View larger version (19K): [in a new window]   Fig. 9. Integrative model of Yan regulation and function during border cell migration. (A) The JAK/STAT and Notch pathways specify the group of anterior terminal cells (a-TC) around the pair of polar cells (PC, green). Cells that are directly adjacent to the anterior polar cells are specified as BCs expressing Slbo. With the exception of the polar cells, Yan (blue) is expressed in all a-TCs, and becomes upregulated immediately prior to their transit from a static, epithelial state to a migratory state (dark blue). Posterior terminal cells (red) are specified by Gurken (EGF) signaling. Pvf1 (orange), secreted from the oocyte, guides BCs towards the oocyte.

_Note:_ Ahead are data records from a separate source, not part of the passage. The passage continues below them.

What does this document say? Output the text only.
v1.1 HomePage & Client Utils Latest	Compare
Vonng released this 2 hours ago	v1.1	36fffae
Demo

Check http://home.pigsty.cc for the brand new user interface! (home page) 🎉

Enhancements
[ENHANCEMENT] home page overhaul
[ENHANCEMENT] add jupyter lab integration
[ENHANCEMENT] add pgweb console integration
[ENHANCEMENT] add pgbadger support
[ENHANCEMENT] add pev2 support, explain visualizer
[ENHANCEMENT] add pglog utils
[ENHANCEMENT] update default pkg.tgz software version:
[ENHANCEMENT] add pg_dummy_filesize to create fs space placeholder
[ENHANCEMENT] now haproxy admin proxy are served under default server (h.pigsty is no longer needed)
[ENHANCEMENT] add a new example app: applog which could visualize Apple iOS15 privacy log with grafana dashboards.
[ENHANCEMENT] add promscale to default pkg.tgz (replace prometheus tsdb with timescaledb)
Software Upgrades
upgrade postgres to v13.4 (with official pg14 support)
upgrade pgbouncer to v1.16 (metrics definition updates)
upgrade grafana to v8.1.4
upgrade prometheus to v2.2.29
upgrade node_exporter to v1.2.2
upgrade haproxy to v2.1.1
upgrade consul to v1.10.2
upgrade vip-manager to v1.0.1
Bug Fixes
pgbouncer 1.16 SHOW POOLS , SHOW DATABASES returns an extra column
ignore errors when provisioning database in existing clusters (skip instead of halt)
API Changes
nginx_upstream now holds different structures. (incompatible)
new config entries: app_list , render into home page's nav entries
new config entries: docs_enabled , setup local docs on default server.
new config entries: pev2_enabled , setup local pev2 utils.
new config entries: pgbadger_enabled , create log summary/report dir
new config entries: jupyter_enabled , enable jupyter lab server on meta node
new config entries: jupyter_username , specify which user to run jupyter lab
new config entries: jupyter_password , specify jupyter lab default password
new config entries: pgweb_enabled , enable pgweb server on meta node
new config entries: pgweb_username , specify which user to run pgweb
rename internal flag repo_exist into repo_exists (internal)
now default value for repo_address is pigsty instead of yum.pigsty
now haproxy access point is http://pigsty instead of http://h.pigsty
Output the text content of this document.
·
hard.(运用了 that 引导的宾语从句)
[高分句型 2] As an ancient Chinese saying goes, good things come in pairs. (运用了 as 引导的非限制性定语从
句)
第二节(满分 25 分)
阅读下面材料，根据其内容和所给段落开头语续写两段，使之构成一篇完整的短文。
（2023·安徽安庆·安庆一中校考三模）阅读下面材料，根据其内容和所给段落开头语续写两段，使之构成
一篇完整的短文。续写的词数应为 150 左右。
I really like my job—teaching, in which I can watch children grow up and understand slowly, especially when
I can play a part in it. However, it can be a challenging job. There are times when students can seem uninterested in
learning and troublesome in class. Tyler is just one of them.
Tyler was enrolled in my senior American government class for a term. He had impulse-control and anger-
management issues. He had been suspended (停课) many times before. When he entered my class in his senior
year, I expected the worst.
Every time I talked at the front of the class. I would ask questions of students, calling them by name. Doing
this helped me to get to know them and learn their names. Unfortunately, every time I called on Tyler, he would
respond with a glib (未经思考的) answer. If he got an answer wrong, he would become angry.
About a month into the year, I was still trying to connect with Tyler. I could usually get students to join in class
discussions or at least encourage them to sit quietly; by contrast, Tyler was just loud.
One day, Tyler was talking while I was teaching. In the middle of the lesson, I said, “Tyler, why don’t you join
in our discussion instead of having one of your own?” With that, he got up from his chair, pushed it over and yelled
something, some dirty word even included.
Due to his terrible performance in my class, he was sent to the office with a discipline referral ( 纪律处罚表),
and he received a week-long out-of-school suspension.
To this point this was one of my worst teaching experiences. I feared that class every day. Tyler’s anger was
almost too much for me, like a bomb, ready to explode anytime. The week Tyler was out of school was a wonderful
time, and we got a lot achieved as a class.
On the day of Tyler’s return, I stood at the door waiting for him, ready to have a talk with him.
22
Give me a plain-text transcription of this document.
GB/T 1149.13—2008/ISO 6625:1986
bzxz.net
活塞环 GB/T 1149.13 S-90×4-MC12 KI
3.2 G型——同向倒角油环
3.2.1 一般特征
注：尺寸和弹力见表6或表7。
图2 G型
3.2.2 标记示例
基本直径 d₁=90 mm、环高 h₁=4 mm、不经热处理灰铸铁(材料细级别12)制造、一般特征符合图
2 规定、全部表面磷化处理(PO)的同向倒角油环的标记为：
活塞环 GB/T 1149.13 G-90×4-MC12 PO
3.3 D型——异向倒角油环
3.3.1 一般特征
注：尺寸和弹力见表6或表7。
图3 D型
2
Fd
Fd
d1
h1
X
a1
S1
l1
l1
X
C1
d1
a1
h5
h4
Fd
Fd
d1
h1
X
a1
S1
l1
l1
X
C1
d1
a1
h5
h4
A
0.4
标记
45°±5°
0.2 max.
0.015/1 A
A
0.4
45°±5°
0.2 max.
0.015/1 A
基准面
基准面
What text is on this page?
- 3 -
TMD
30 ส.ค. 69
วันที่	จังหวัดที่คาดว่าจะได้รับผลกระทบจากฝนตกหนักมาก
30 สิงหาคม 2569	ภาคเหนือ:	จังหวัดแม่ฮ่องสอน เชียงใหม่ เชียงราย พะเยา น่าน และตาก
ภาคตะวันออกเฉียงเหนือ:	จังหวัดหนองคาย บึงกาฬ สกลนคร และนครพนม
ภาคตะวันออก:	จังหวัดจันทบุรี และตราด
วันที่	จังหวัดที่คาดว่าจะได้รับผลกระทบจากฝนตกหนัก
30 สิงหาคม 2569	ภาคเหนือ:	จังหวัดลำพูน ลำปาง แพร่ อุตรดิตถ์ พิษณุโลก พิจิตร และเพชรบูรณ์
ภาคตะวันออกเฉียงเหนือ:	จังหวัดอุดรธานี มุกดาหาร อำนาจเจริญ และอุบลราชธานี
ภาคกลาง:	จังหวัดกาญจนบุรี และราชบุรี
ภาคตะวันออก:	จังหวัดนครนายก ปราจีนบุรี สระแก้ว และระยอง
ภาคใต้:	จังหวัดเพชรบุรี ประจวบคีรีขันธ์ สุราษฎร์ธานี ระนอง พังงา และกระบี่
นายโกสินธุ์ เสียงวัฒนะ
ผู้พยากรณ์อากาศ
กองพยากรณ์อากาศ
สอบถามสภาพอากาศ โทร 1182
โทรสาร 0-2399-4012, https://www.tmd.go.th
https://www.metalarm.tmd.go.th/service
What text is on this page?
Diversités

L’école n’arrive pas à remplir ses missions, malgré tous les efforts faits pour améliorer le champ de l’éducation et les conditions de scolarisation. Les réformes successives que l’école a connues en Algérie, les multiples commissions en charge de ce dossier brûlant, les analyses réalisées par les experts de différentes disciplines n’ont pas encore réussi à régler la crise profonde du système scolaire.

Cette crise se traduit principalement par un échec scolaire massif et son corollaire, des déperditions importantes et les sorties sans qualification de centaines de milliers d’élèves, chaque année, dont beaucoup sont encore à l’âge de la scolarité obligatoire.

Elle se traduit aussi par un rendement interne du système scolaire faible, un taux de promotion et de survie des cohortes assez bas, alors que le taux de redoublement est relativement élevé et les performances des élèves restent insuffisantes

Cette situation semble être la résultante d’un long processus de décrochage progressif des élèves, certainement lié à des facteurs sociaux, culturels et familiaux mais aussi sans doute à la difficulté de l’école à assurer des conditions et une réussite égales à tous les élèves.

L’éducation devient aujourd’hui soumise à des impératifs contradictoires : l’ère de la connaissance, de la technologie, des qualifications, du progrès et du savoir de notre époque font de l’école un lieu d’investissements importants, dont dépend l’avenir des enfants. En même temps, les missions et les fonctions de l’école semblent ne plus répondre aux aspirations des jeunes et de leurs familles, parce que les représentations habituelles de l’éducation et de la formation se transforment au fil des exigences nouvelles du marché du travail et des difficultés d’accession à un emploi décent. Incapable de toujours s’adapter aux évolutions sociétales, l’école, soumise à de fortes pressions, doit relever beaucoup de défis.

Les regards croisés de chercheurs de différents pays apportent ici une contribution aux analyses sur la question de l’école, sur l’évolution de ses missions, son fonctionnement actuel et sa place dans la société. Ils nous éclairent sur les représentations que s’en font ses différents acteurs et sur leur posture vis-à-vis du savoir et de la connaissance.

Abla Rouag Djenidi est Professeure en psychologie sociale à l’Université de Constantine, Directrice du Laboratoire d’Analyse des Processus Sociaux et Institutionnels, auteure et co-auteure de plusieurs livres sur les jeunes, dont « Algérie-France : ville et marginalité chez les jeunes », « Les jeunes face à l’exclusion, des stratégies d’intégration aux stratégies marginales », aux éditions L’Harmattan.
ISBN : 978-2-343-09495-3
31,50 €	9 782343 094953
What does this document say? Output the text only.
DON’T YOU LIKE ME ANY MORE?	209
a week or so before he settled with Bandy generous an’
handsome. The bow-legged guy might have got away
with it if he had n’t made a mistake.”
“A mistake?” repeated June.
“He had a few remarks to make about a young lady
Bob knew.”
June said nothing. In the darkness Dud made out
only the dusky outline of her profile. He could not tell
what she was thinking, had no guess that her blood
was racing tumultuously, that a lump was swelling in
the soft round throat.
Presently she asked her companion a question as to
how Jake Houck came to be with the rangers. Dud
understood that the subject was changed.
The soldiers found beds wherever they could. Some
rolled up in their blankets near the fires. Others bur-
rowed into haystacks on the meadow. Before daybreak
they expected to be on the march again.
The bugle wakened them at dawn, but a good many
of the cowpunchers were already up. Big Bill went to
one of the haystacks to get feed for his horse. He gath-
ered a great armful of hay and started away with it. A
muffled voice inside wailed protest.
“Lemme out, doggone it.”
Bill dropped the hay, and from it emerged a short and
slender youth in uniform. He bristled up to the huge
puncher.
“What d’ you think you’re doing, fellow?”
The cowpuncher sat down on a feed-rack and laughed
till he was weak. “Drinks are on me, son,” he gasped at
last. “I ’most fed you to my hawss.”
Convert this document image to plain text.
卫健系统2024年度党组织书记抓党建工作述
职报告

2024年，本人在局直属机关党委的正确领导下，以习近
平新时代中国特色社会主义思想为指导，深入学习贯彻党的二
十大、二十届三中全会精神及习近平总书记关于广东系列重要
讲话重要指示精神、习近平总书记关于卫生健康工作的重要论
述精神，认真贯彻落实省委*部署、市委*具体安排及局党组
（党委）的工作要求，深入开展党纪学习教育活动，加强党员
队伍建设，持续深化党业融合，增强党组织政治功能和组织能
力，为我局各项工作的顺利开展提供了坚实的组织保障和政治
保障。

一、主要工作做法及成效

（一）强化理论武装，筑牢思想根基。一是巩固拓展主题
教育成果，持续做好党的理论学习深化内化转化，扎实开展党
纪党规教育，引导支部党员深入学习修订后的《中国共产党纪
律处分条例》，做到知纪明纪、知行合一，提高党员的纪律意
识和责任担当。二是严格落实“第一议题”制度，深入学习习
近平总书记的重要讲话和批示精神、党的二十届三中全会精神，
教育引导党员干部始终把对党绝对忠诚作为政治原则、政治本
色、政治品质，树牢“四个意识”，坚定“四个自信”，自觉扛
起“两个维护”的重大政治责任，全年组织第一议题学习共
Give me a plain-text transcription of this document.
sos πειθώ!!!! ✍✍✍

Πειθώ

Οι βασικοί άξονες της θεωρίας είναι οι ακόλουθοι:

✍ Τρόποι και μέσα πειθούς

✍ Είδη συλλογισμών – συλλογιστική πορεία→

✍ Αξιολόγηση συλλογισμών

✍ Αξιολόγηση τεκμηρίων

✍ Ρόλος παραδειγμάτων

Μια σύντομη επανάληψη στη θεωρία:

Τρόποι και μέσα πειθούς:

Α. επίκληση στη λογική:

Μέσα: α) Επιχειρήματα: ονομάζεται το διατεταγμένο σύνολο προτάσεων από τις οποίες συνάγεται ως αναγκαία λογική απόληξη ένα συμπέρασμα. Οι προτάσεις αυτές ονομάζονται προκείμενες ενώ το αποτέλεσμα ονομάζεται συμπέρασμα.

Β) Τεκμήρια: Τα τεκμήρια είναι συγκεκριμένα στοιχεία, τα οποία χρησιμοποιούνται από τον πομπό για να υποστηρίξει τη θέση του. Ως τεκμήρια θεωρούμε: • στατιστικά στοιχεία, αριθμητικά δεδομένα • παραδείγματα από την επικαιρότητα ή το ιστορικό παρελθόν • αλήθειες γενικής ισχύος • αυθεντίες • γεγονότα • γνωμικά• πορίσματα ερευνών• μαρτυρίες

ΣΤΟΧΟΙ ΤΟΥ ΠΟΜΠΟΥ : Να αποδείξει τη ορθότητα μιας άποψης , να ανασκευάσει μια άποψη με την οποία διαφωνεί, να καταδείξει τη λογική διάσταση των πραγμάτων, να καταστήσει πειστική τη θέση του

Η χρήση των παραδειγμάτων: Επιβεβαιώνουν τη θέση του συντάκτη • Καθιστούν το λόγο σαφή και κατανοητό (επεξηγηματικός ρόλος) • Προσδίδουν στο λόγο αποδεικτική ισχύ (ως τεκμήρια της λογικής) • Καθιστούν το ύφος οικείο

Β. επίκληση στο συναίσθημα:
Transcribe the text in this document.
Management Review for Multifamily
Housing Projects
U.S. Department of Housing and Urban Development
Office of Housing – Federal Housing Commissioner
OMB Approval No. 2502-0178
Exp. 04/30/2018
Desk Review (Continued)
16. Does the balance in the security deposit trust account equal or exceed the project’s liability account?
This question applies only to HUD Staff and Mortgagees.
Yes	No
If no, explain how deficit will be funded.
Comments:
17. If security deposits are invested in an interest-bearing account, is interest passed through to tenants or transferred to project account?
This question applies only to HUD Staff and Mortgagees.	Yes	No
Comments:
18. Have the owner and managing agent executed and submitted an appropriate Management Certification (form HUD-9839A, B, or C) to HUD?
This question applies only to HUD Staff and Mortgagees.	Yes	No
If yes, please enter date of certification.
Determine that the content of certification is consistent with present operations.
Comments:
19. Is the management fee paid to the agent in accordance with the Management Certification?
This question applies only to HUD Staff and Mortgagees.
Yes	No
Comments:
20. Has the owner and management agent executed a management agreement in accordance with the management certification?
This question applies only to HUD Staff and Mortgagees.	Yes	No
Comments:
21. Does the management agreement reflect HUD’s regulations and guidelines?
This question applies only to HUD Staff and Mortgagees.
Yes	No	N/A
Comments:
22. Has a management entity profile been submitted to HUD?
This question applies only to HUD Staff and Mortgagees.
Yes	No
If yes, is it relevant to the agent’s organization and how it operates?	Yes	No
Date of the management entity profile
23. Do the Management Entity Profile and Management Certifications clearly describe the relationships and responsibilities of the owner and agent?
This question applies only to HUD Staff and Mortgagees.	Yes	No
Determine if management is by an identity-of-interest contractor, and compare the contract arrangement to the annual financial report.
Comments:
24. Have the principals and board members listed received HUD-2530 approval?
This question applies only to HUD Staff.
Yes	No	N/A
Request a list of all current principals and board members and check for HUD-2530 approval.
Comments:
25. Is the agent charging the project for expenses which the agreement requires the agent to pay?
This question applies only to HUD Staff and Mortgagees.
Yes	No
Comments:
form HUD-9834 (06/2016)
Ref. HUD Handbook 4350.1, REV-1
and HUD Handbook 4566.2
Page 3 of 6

As BCs face increasing Pvf1 levels from anterior to posterior, Yan expression levels decrease (light blue circles). (B) Regulatory relationships between signal transduction pathways that control BC migration. JAK/STAT and Notch signaling pathways regulate the expression of slbo and yan, whereas PVR and EGFR induction lead to Yan phosphorylation and its inactivation. The transient upregulation of Yan at the initiation of BC migration facilitates DE-Cad turnover at the plasma membrane to enable BCs to make and break adhesive contacts, and to promote detachment from the epithelium and cell movement. Coordinated, dynamic changes in cell adhesion and cytoskeletal organization enable BCs to migrate in a stereotypic fashion.